Rate increases needed for stable market: Swiss Re

September 10 2019 by Andrew Tjaardstra

Swiss Re expects further rate increases for loss-affected and underperforming businesses and broadly stable rates in other areas, amid continued capital abundance in the market.

Further rate increases are needed to ensure a long-term stable market especially as it enters another potentially damaging hurricane and typhoon season.

Fast-paced change is creating challenges and opportunities for insurers and reinsurers, which are facing growing and ever-more complex risks, a wealth of data and a highly competitive market.

Swiss Re’s chief executive reinsurance Moses Ojeisekhoba said: “The industry is changing for a variety of reasons.
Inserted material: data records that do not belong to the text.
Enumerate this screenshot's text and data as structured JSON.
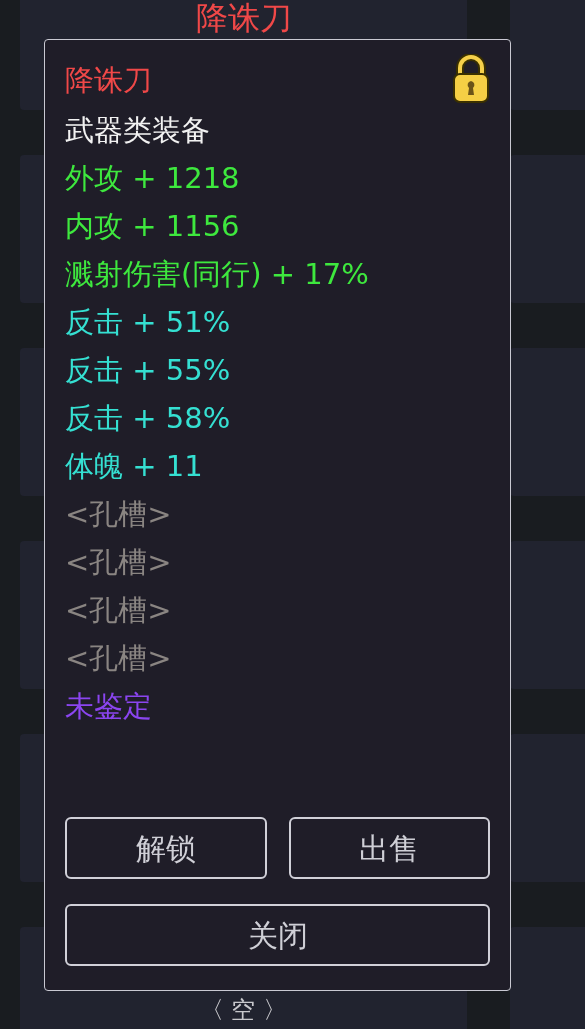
{
  "background": {
    "top_card_title": "降诛刀",
    "bottom_card_label": "〈 空 〉"
  },
  "item_panel": {
    "locked": true,
    "lines": [
      {
        "kind": "name",
        "text": "降诛刀"
      },
      {
        "kind": "category",
        "text": "武器类装备"
      },
      {
        "kind": "base_stat",
        "text": "外攻 + 1218"
      },
      {
        "kind": "base_stat",
        "text": "内攻 + 1156"
      },
      {
        "kind": "base_stat",
        "text": "溅射伤害(同行) + 17%"
      },
      {
        "kind": "bonus_stat",
        "text": "反击 + 51%"
      },
      {
        "kind": "bonus_stat",
        "text": "反击 + 55%"
      },
      {
        "kind": "bonus_stat",
        "text": "反击 + 58%"
      },
      {
        "kind": "bonus_stat",
        "text": "体魄 + 11"
      },
      {
        "kind": "socket",
        "text": "<孔槽>"
      },
      {
        "kind": "socket",
        "text": "<孔槽>"
      },
      {
        "kind": "socket",
        "text": "<孔槽>"
      },
      {
        "kind": "socket",
        "text": "<孔槽>"
      },
      {
        "kind": "unidentified",
        "text": "未鉴定"
      }
    ],
    "buttons": [
      {
        "label": "解锁"
      },
      {
        "label": "出售"
      },
      {
        "label": "关闭"
      }
    ]
  }
}
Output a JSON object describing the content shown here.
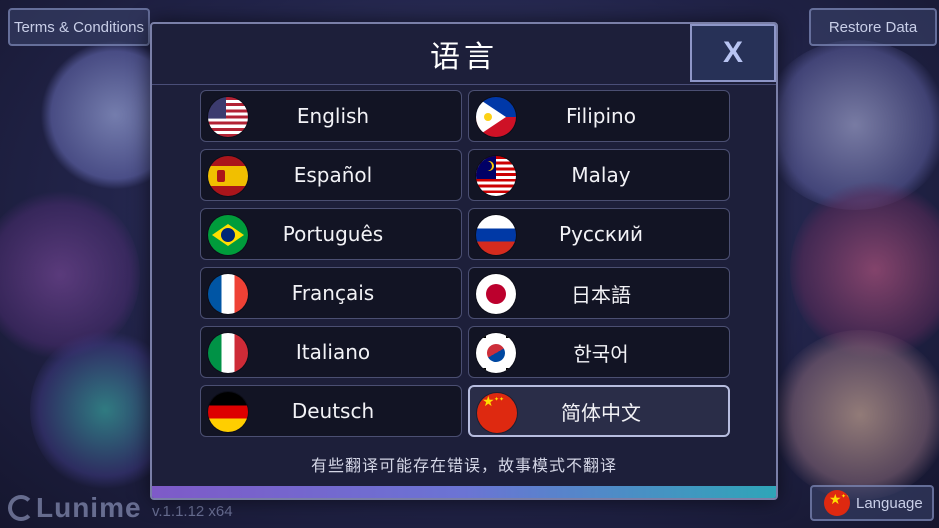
{
  "header": {
    "terms_label": "Terms & Conditions",
    "restore_label": "Restore Data"
  },
  "footer": {
    "logo_text": "Lunime",
    "version": "v.1.1.12 x64",
    "language_button_label": "Language"
  },
  "dialog": {
    "title": "语言",
    "close_label": "X",
    "note": "有些翻译可能存在错误，故事模式不翻译",
    "selected_language": "简体中文",
    "languages": [
      {
        "label": "English",
        "flag": "us-flag-icon"
      },
      {
        "label": "Filipino",
        "flag": "philippines-flag-icon"
      },
      {
        "label": "Español",
        "flag": "spain-flag-icon"
      },
      {
        "label": "Malay",
        "flag": "malaysia-flag-icon"
      },
      {
        "label": "Português",
        "flag": "brazil-flag-icon"
      },
      {
        "label": "Русский",
        "flag": "russia-flag-icon"
      },
      {
        "label": "Français",
        "flag": "france-flag-icon"
      },
      {
        "label": "日本語",
        "flag": "japan-flag-icon"
      },
      {
        "label": "Italiano",
        "flag": "italy-flag-icon"
      },
      {
        "label": "한국어",
        "flag": "korea-flag-icon"
      },
      {
        "label": "Deutsch",
        "flag": "germany-flag-icon"
      },
      {
        "label": "简体中文",
        "flag": "china-flag-icon"
      }
    ]
  },
  "colors": {
    "dialog_bg": "#1d1f3a",
    "option_bg": "#121424",
    "selected_option_bg": "#2a2d48",
    "close_button_bg": "#273157",
    "accent_bar_start": "#7e5ac8",
    "accent_bar_end": "#2fa5b8"
  }
}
We are confident that, with our continued focus on the needs of our clients, the scale and diversification of our business, and our risk knowledge and research and development capabilities, we are in the right strategic position to address change proactively.”

The reinsurer achieved profitable growth in its reinsurance business in the first half of 2019, underpinned by a strong increase in P&C treaty premium volume and price improvements. Nat cat business has been one of the main drivers of P&C growth for Swiss Re this year, while large transactions have been another growth area.

Edouard Schmid, chairman of Swiss Re Institute and group chief underwriting officer, commented: “The recent experience of hardening rates in reinsurance mainly reflects the response to higher loss occurrences and adverse trends in natural catastrophe markets and other affected segments.”